CYBERSÉCURITÉ
25 JUIN 2025
Damien S.

Directive NIS 2 : Votre PME est-elle concernée ?

La nouvelle réglementation européenne impose des standards de sécurité stricts. Décryptage des obligations pour les entreprises de la région.

Directive NIS 2 : qui est concerné et que faire pour se conformer ?


Face à la multiplication des cyberattaques et à la dépendance croissante des organisations aux systèmes numériques, l’Union européenne a renforcé son cadre réglementaire en matière de cybersécurité. La directive NIS 2 (Network and Information Security), entrée en vigueur en janvier 2023 et applicable dans les États membres depuis octobre 2024, marque un tournant majeur.

Plus large, plus contraignante et assortie de sanctions significatives, NIS 2 impose aux organisations concernées de revoir en profondeur leur gouvernance de la cybersécurité.

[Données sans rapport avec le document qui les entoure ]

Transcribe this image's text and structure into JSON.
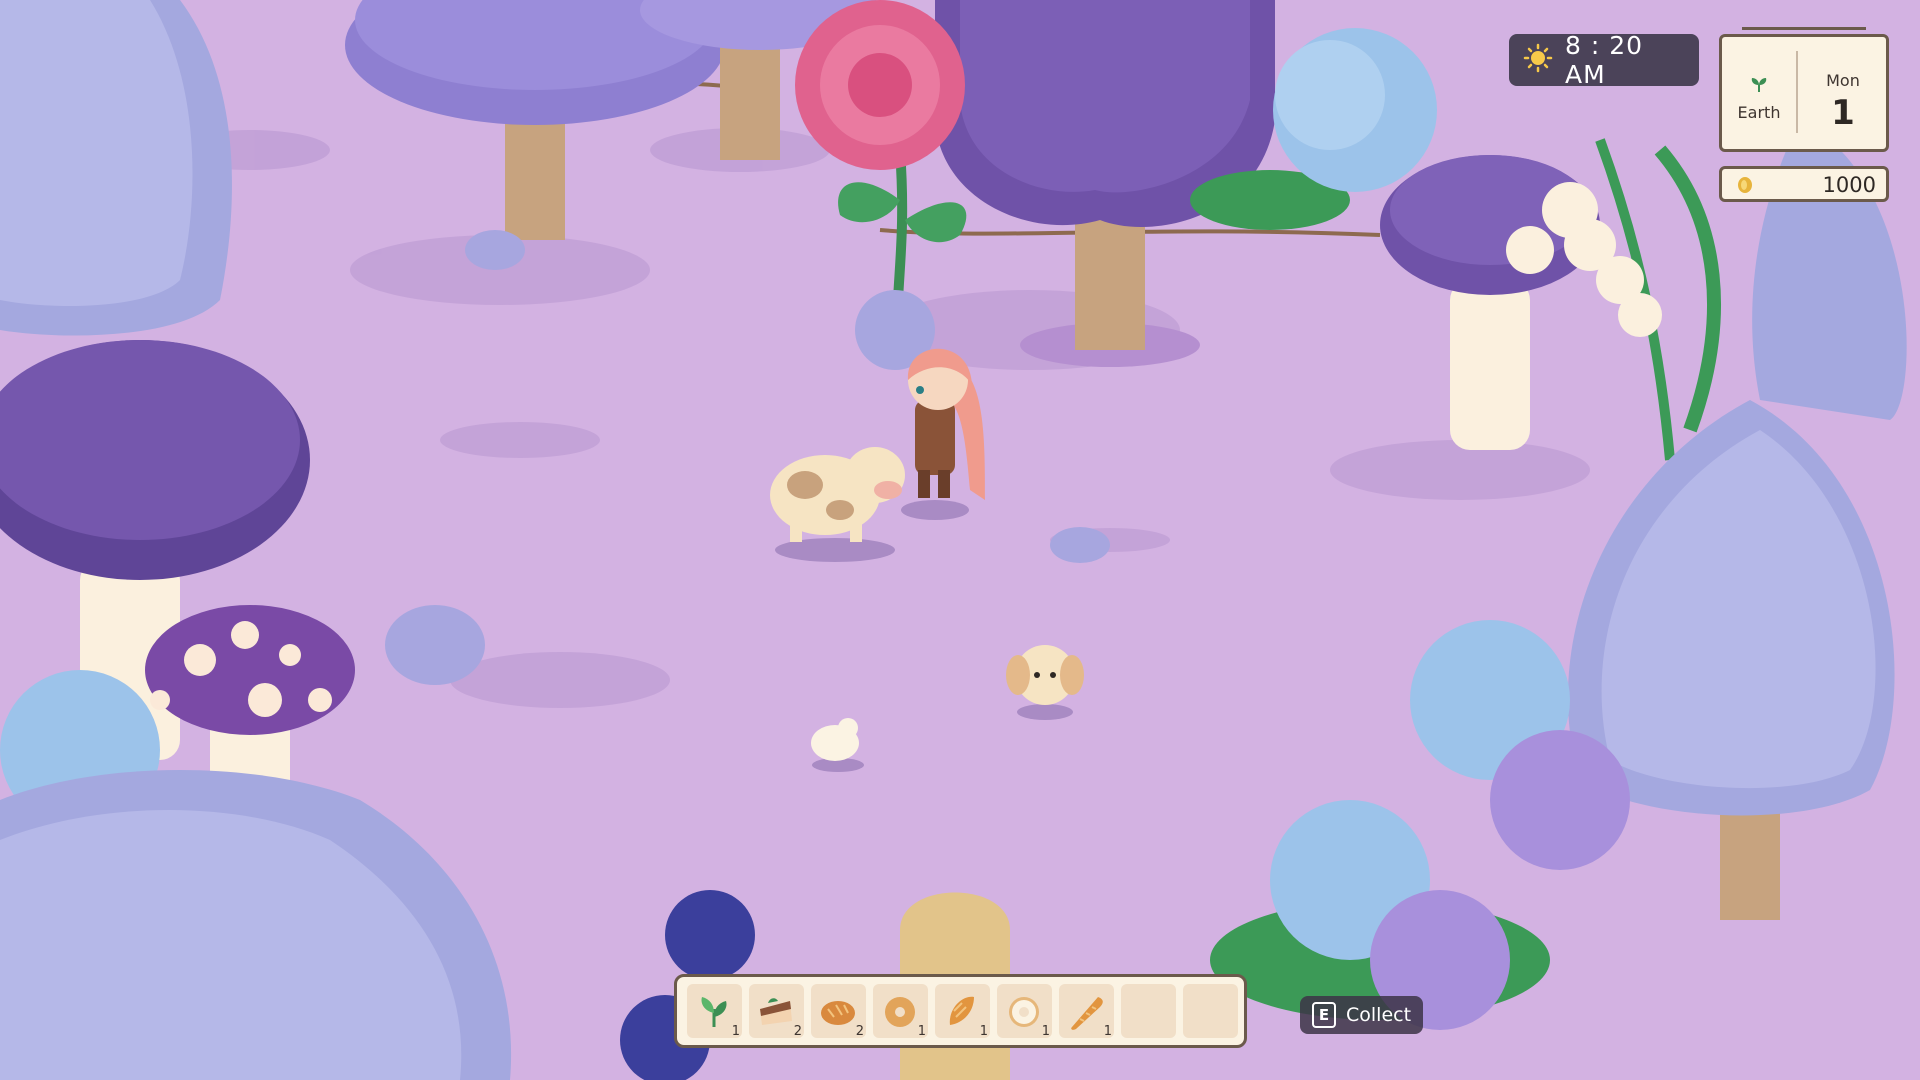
{
  "clock": {
    "time": "8 : 20 AM",
    "icon": "sun-icon"
  },
  "calendar": {
    "season": "Earth",
    "weekday": "Mon",
    "day": "1",
    "icon": "sprout-icon"
  },
  "money": {
    "amount": "1000",
    "icon": "coin-icon"
  },
  "hotbar": {
    "slots": [
      {
        "item": "herb",
        "icon": "herb-icon",
        "count": "1"
      },
      {
        "item": "cake",
        "icon": "cake-icon",
        "count": "2"
      },
      {
        "item": "bread-roll",
        "icon": "bread-roll-icon",
        "count": "2"
      },
      {
        "item": "bagel",
        "icon": "bagel-icon",
        "count": "1"
      },
      {
        "item": "croissant",
        "icon": "croissant-icon",
        "count": "1"
      },
      {
        "item": "donut",
        "icon": "donut-icon",
        "count": "1"
      },
      {
        "item": "baguette",
        "icon": "baguette-icon",
        "count": "1"
      },
      {
        "item": "",
        "icon": "",
        "count": ""
      },
      {
        "item": "",
        "icon": "",
        "count": ""
      }
    ]
  },
  "prompt": {
    "key": "E",
    "label": "Collect"
  },
  "colors": {
    "ground": "#d3b2e2",
    "hud_dark": "#4b4359",
    "panel": "#fbf3e3",
    "panel_border": "#6b5a4b",
    "sun": "#f7c94a",
    "coin": "#e7b43c"
  }
}
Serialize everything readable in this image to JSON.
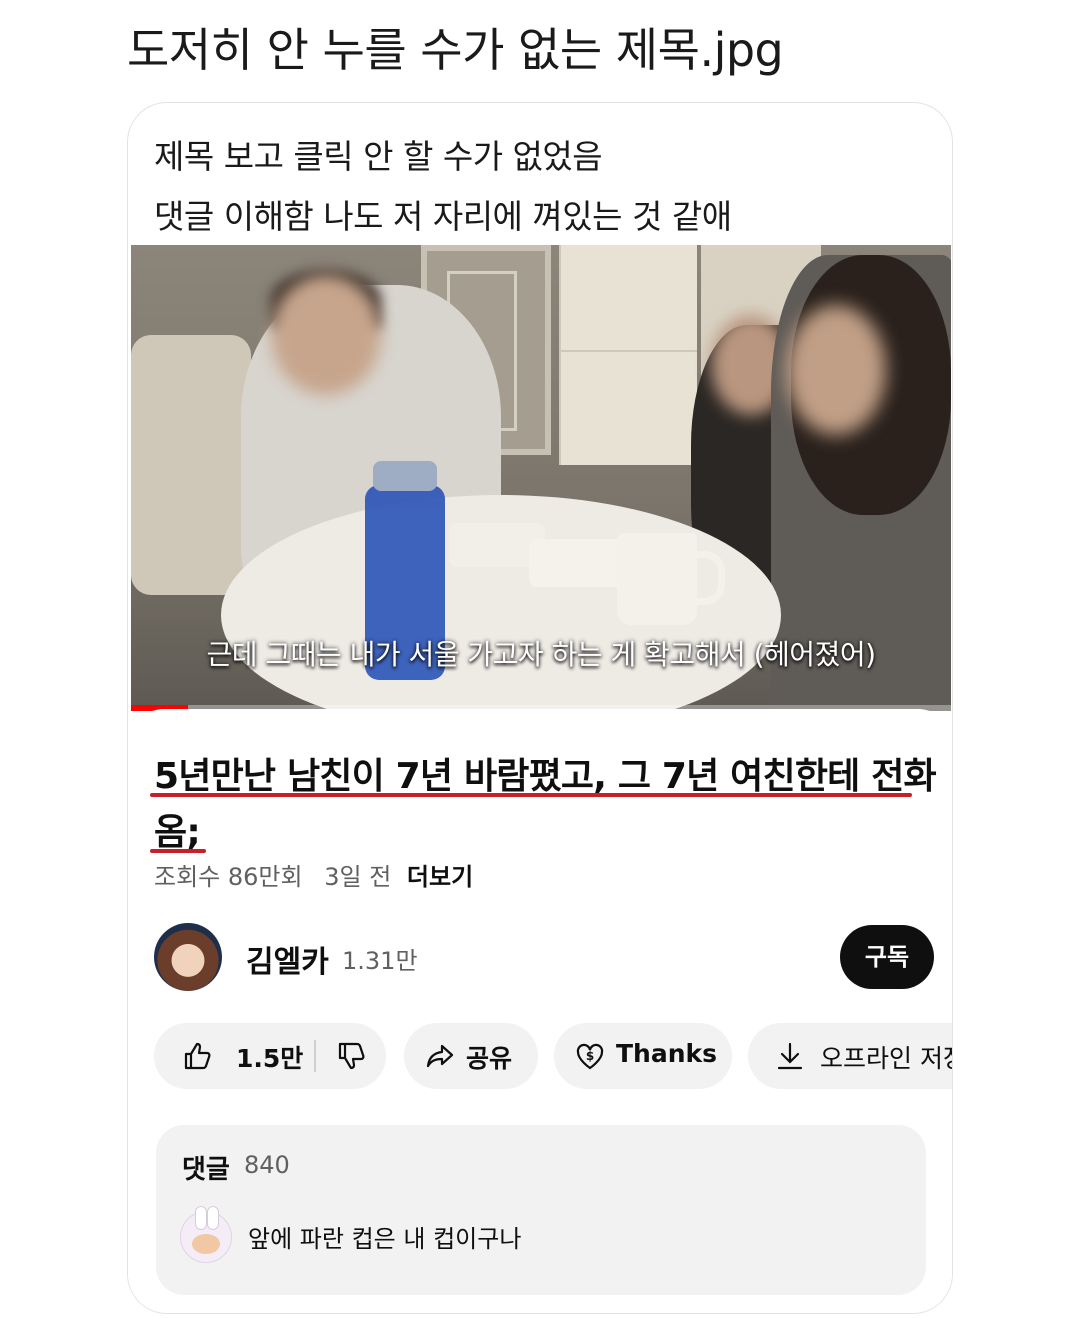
{
  "post": {
    "title": "도저히 안 누를 수가 없는 제목.jpg",
    "caption_line1": "제목 보고 클릭 안 할 수가 없었음",
    "caption_line2": "댓글 이해함 나도 저 자리에 껴있는 것 같애"
  },
  "video": {
    "subtitle": "근데 그때는 내가 서울 가고자 하는 게 확고해서 (헤어졌어)",
    "progress_fraction": 0.07,
    "progress_color": "#ff0000"
  },
  "info": {
    "title_line1": "5년만난 남친이 7년 바람폈고, 그 7년 여친한테 전화",
    "title_line2": "옴;",
    "views": "조회수 86만회",
    "age": "3일 전",
    "more": "더보기",
    "underline_color": "#c8202a"
  },
  "channel": {
    "name": "김엘카",
    "subscribers": "1.31만",
    "subscribe_label": "구독"
  },
  "actions": {
    "like_count": "1.5만",
    "share_label": "공유",
    "thanks_label": "Thanks",
    "offline_label": "오프라인 저장"
  },
  "comments": {
    "header": "댓글",
    "count": "840",
    "top_comment": "앞에 파란 컵은 내 컵이구나"
  }
}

Qu’est-ce que la directive NIS 2 ?

La directive NIS 2 succède à la directive NIS de 2016. Son objectif est d’élever le niveau global de cybersécurité au sein de l’Union européenne, en renforçant la résilience des réseaux et systèmes d’information utilisés par des entités critiques ou importantes.

Elle harmonise les exigences de sécurité entre les États membres et impose des obligations claires en matière de gestion des risques, de gouvernance, de notification des incidents et de responsabilité des dirigeants.

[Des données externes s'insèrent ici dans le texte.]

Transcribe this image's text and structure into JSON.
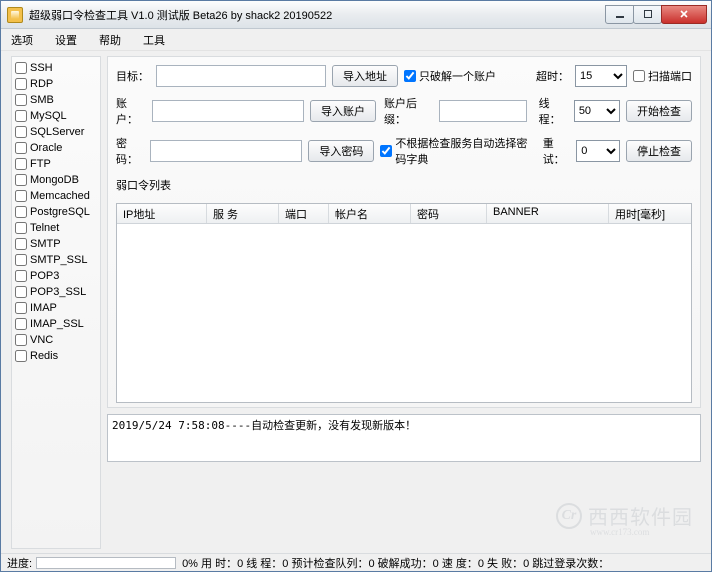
{
  "window": {
    "title": "超级弱口令检查工具 V1.0 测试版 Beta26 by shack2 20190522"
  },
  "menu": {
    "items": [
      "选项",
      "设置",
      "帮助",
      "工具"
    ]
  },
  "services": [
    {
      "name": "SSH",
      "checked": false
    },
    {
      "name": "RDP",
      "checked": false
    },
    {
      "name": "SMB",
      "checked": false
    },
    {
      "name": "MySQL",
      "checked": false
    },
    {
      "name": "SQLServer",
      "checked": false
    },
    {
      "name": "Oracle",
      "checked": false
    },
    {
      "name": "FTP",
      "checked": false
    },
    {
      "name": "MongoDB",
      "checked": false
    },
    {
      "name": "Memcached",
      "checked": false
    },
    {
      "name": "PostgreSQL",
      "checked": false
    },
    {
      "name": "Telnet",
      "checked": false
    },
    {
      "name": "SMTP",
      "checked": false
    },
    {
      "name": "SMTP_SSL",
      "checked": false
    },
    {
      "name": "POP3",
      "checked": false
    },
    {
      "name": "POP3_SSL",
      "checked": false
    },
    {
      "name": "IMAP",
      "checked": false
    },
    {
      "name": "IMAP_SSL",
      "checked": false
    },
    {
      "name": "VNC",
      "checked": false
    },
    {
      "name": "Redis",
      "checked": false
    }
  ],
  "config": {
    "labels": {
      "target": "目标：",
      "account": "账户：",
      "password": "密码：",
      "suffix": "账户后缀：",
      "timeout": "超时：",
      "threads": "线程：",
      "retry": "重试："
    },
    "buttons": {
      "import_target": "导入地址",
      "import_user": "导入账户",
      "import_pass": "导入密码",
      "start": "开始检查",
      "stop": "停止检查"
    },
    "checkboxes": {
      "single_account": {
        "label": "只破解一个账户",
        "checked": true
      },
      "scan_port": {
        "label": "扫描端口",
        "checked": false
      },
      "auto_dict": {
        "label": "不根据检查服务自动选择密码字典",
        "checked": true
      }
    },
    "values": {
      "target": "",
      "account": "",
      "password": "",
      "suffix": "",
      "timeout": "15",
      "threads": "50",
      "retry": "0"
    }
  },
  "results": {
    "caption": "弱口令列表",
    "columns": [
      "IP地址",
      "服 务",
      "端口",
      "帐户名",
      "密码",
      "BANNER",
      "用时[毫秒]"
    ],
    "widths": [
      90,
      72,
      50,
      82,
      76,
      122,
      74
    ],
    "rows": []
  },
  "log": {
    "text": "2019/5/24 7:58:08----自动检查更新，没有发现新版本！"
  },
  "status": {
    "progress_label": "进度:",
    "segments": [
      "0% 用 时：0 线 程：0 预计检查队列：0 破解成功：0 速 度：0 失 败：0 跳过登录次数："
    ]
  },
  "watermark": {
    "logo_letters": "Cr",
    "text": "西西软件园",
    "sub": "www.cr173.com"
  }
}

Qui est concerné par NIS 2 ?

L’un des changements majeurs de NIS 2 réside dans l’élargissement significatif du périmètre des organisations concernées.

La directive s’applique aux entités essentielles et aux entités importantes, dès lors qu’elles dépassent un certain seuil de taille (en général plus de 50 employés ou 10 millions d’euros de chiffre d’affaires).

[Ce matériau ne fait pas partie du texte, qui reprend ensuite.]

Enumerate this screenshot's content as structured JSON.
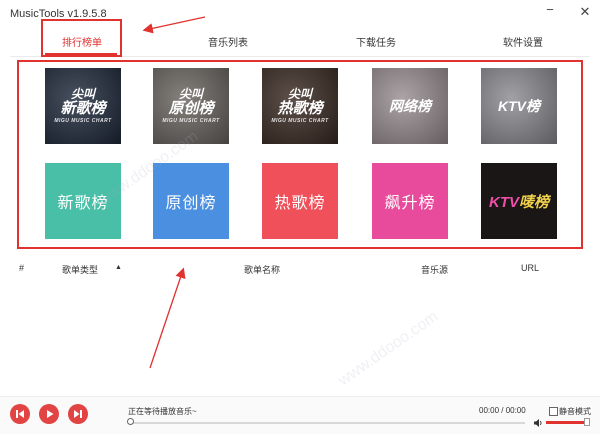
{
  "window": {
    "title": "MusicTools v1.9.5.8",
    "minimize_icon": "minimize-icon",
    "close_icon": "close-icon"
  },
  "tabs": [
    {
      "label": "排行榜单",
      "active": true
    },
    {
      "label": "音乐列表",
      "active": false
    },
    {
      "label": "下载任务",
      "active": false
    },
    {
      "label": "软件设置",
      "active": false
    }
  ],
  "charts": [
    {
      "lines": [
        "尖叫",
        "新歌榜",
        "MIGU MUSIC CHART"
      ],
      "style": "photo-dark",
      "bg": "#1f2a3c"
    },
    {
      "lines": [
        "尖叫",
        "原创榜",
        "MIGU MUSIC CHART"
      ],
      "style": "photo-dark",
      "bg": "#6a6661"
    },
    {
      "lines": [
        "尖叫",
        "热歌榜",
        "MIGU MUSIC CHART"
      ],
      "style": "photo-dark",
      "bg": "#3a2a22"
    },
    {
      "lines": [
        "网络榜"
      ],
      "style": "photo-light",
      "bg": "#9a8f93"
    },
    {
      "lines": [
        "KTV榜"
      ],
      "style": "photo-light",
      "bg": "#8d8c92"
    },
    {
      "lines": [
        "新歌榜"
      ],
      "style": "flat",
      "bg": "#48bfa6"
    },
    {
      "lines": [
        "原创榜"
      ],
      "style": "flat",
      "bg": "#4a8fe0"
    },
    {
      "lines": [
        "热歌榜"
      ],
      "style": "flat",
      "bg": "#f0505a"
    },
    {
      "lines": [
        "飙升榜"
      ],
      "style": "flat",
      "bg": "#e84a9c"
    },
    {
      "lines": [
        "KTV",
        "唛榜"
      ],
      "style": "ktv",
      "bg": "#1a1616",
      "colors": [
        "#ee4fa8",
        "#f0d14a"
      ]
    }
  ],
  "song_list": {
    "columns": [
      "#",
      "歌单类型",
      "歌单名称",
      "音乐源",
      "URL"
    ],
    "sort_icon": "sort-up-icon",
    "rows": []
  },
  "player": {
    "prev_icon": "previous-icon",
    "play_icon": "play-icon",
    "next_icon": "next-icon",
    "now_playing": "正在等待播放音乐~",
    "time": "00:00 / 00:00",
    "mute_label": "静音模式",
    "mute_checked": false,
    "speaker_icon": "speaker-icon"
  },
  "colors": {
    "accent": "#e0322f",
    "annotation": "#e0322f"
  }
}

Exemples d’entités essentielles

  • Énergie (électricité, gaz, pétrole, hydrogène)
  • Transports (aérien, ferroviaire, maritime, routier)
  • Secteur bancaire et infrastructures financières
  • Santé (hôpitaux, laboratoires, fabricants de dispositifs médicaux)
  • Infrastructures numériques (opérateurs télécoms, DNS, data centers)
  • Eau potable et eaux usées
  • Administration publique

Exemples d’entités importantes

  • Services numériques (éditeurs de logiciels, plateformes cloud)
  • Industrie manufacturière critique
  • Logistique et distribution
  • Services postaux et messagerie
  • Prestataires IT et MSP

Contrairement à la première directive NIS, l’identification des entités concernées repose davantage sur des critères objectifs que sur une désignation explicite par les autorités.

Quelles sont les obligations imposées par NIS 2 ?

Les organisations concernées doivent mettre en œuvre des mesures techniques, organisationnelles et humaines adaptées aux risques.

  • Analyse et gestion des risques cyber
  • Sécurisation des systèmes d’information et des réseaux
  • Gestion des incidents et des plans de continuité
  • Sécurité de la chaîne d’approvisionnement
  • Politiques de sauvegarde et de reprise d’activité
  • Formation et sensibilisation des collaborateurs
  • Notification des incidents significatifs dans des délais stricts

Un point clé de NIS 2 concerne la responsabilité des dirigeants. La direction doit être impliquée, valider les mesures de cybersécurité et peut être tenue responsable en cas de manquement.

Quelles sanctions en cas de non-conformité ?

La directive prévoit des sanctions financières dissuasives, pouvant atteindre :

  • 10 millions d’euros ou 2 % du chiffre d’affaires mondial pour les entités importantes
  • 20 millions d’euros ou 2 % du chiffre d’affaires mondial pour les entités essentielles

Des mesures administratives peuvent également être imposées : audits obligatoires, injonctions, voire suspension temporaire de certaines activités.

Que faire concrètement pour se mettre en conformité ?

La mise en conformité avec NIS 2 doit être abordée comme un projet structurant, impliquant la direction générale, l’IT et les métiers.

  • Identifier si l’organisation entre dans le périmètre NIS 2
  • Réaliser un audit de cybersécurité et une analyse de risques
  • Mettre à jour la gouvernance et les politiques de sécurité
  • Renforcer les mesures techniques et organisationnelles
  • Formaliser les procédures de gestion et de notification des incidents
  • Former les équipes et sensibiliser les dirigeants

Conclusion

La directive NIS 2 ne doit pas être perçue uniquement comme une contrainte réglementaire, mais comme une opportunité d’améliorer durablement la résilience numérique des organisations.

Anticiper, structurer et piloter la cybersécurité au niveau de la direction devient désormais un enjeu stratégique, bien au-delà du simple cadre technique.